Longyearbyen is in Norway, 600 miles from the North Pole. This week, the flagship of that effort, the Global Seed Vault near here, received its first seeds, millions of them. Bored into the middle of a frozen Arctic mountain topped with snow, the vault’s goal is to store and protect samples of every type of seed from every seed collection in the world.
As of Thursday, thousands of neatly stacked and labeled gray boxes of seeds — peas from Nigeria, corn from Mexico — reside in this glazed cavelike structure, forming a sort of backup hard drive, in case natural disasters or human errors erase the seeds from the outside world.

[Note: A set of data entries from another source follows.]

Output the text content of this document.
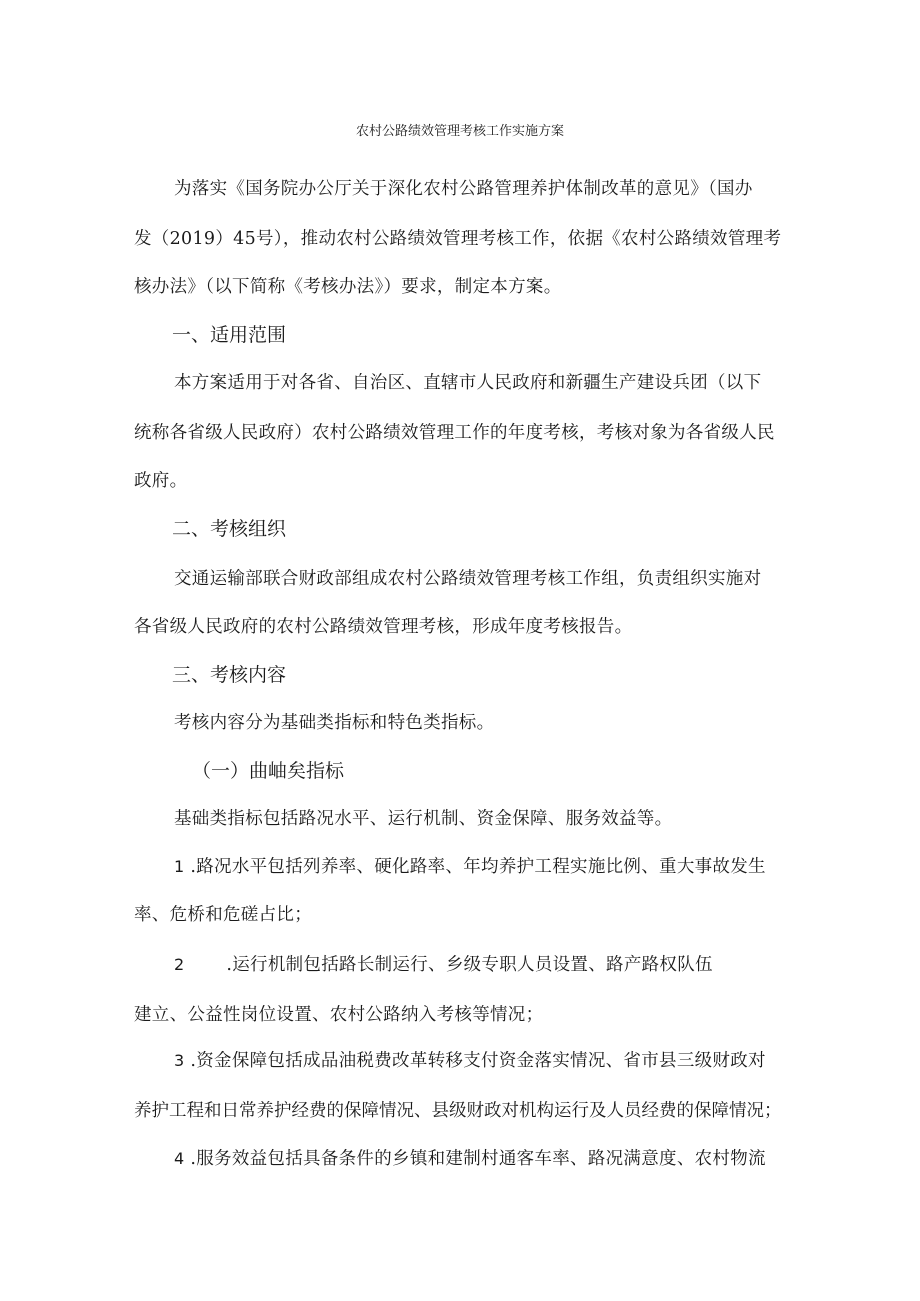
农村公路绩效管理考核工作实施方案
为落实《国务院办公厅关于深化农村公路管理养护体制改革的意见》（国办
发（2019）45号），推动农村公路绩效管理考核工作，依据《农村公路绩效管理考
核办法》（以下简称《考核办法》）要求，制定本方案。
一、适用范围
本方案适用于对各省、自治区、直辖市人民政府和新疆生产建设兵团（以下
统称各省级人民政府）农村公路绩效管理工作的年度考核，考核对象为各省级人民
政府。
二、考核组织
交通运输部联合财政部组成农村公路绩效管理考核工作组，负责组织实施对
各省级人民政府的农村公路绩效管理考核，形成年度考核报告。
三、考核内容
考核内容分为基础类指标和特色类指标。
（一）曲岫矣指标
基础类指标包括路况水平、运行机制、资金保障、服务效益等。
1 .路况水平包括列养率、硬化路率、年均养护工程实施比例、重大事故发生
率、危桥和危磋占比；
2 .运行机制包括路长制运行、乡级专职人员设置、路产路权队伍
建立、公益性岗位设置、农村公路纳入考核等情况；
3 .资金保障包括成品油税费改革转移支付资金落实情况、省市县三级财政对
养护工程和日常养护经费的保障情况、县级财政对机构运行及人员经费的保障情况；
4 .服务效益包括具备条件的乡镇和建制村通客车率、路况满意度、农村物流
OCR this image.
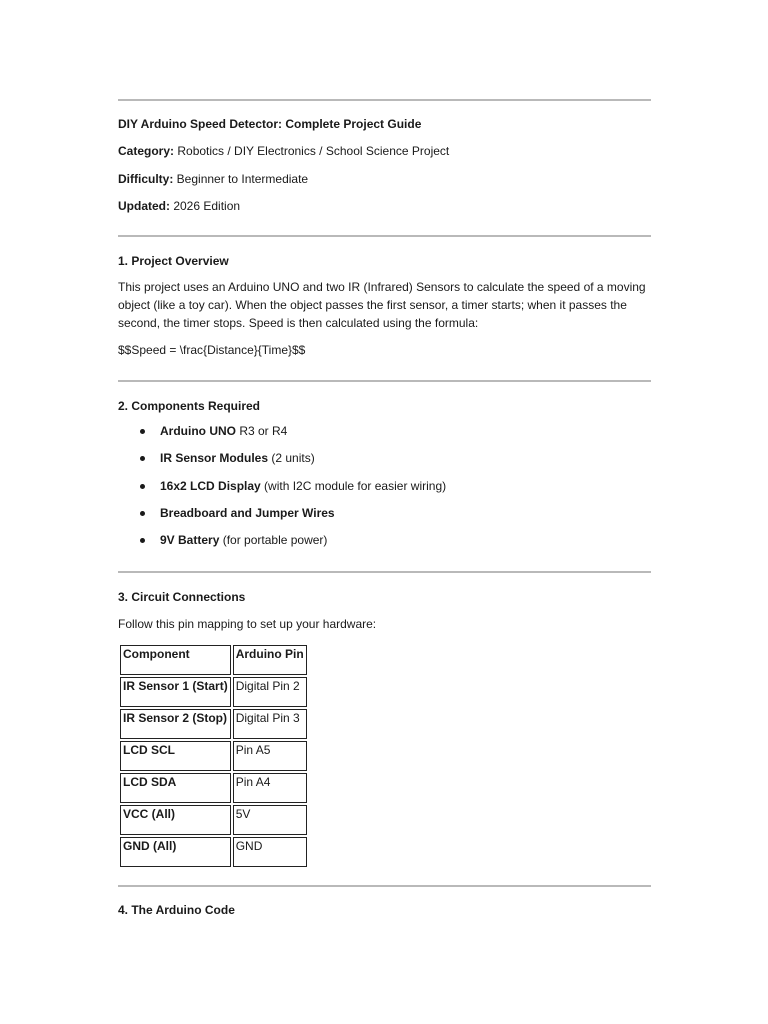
DIY Arduino Speed Detector: Complete Project Guide
Category: Robotics / DIY Electronics / School Science Project
Difficulty: Beginner to Intermediate
Updated: 2026 Edition
1. Project Overview
This project uses an Arduino UNO and two IR (Infrared) Sensors to calculate the speed of a moving object (like a toy car). When the object passes the first sensor, a timer starts; when it passes the second, the timer stops. Speed is then calculated using the formula:
$$Speed = \frac{Distance}{Time}$$
2. Components Required
Arduino UNO R3 or R4
IR Sensor Modules (2 units)
16x2 LCD Display (with I2C module for easier wiring)
Breadboard and Jumper Wires
9V Battery (for portable power)
3. Circuit Connections
Follow this pin mapping to set up your hardware:
Component	Arduino Pin
IR Sensor 1 (Start)	Digital Pin 2
IR Sensor 2 (Stop)	Digital Pin 3
LCD SCL	Pin A5
LCD SDA	Pin A4
VCC (All)	5V
GND (All)	GND
4. The Arduino Code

Descending almost 500 feet under the permafrost, the entrance tunnel to the seed vault is designed to withstand bomb blasts and earthquakes. An automated digital monitoring system controls temperature and provides security akin to a missile silo or Fort Knox. No one person has all the codes for entrance.
The Global Vault is part of a broader effort to gather and systematize information about plants and their genes, which climate change experts say may indeed prove more valuable than gold. In Leuven, Belgium, scientists are scouring the world for banana samples and preserving their shoots in liquid nitrogen before they become extinct. A similar effort is under way in France on coffee plants. A number of plants, most from the tropics, do not produce seeds that can be stored.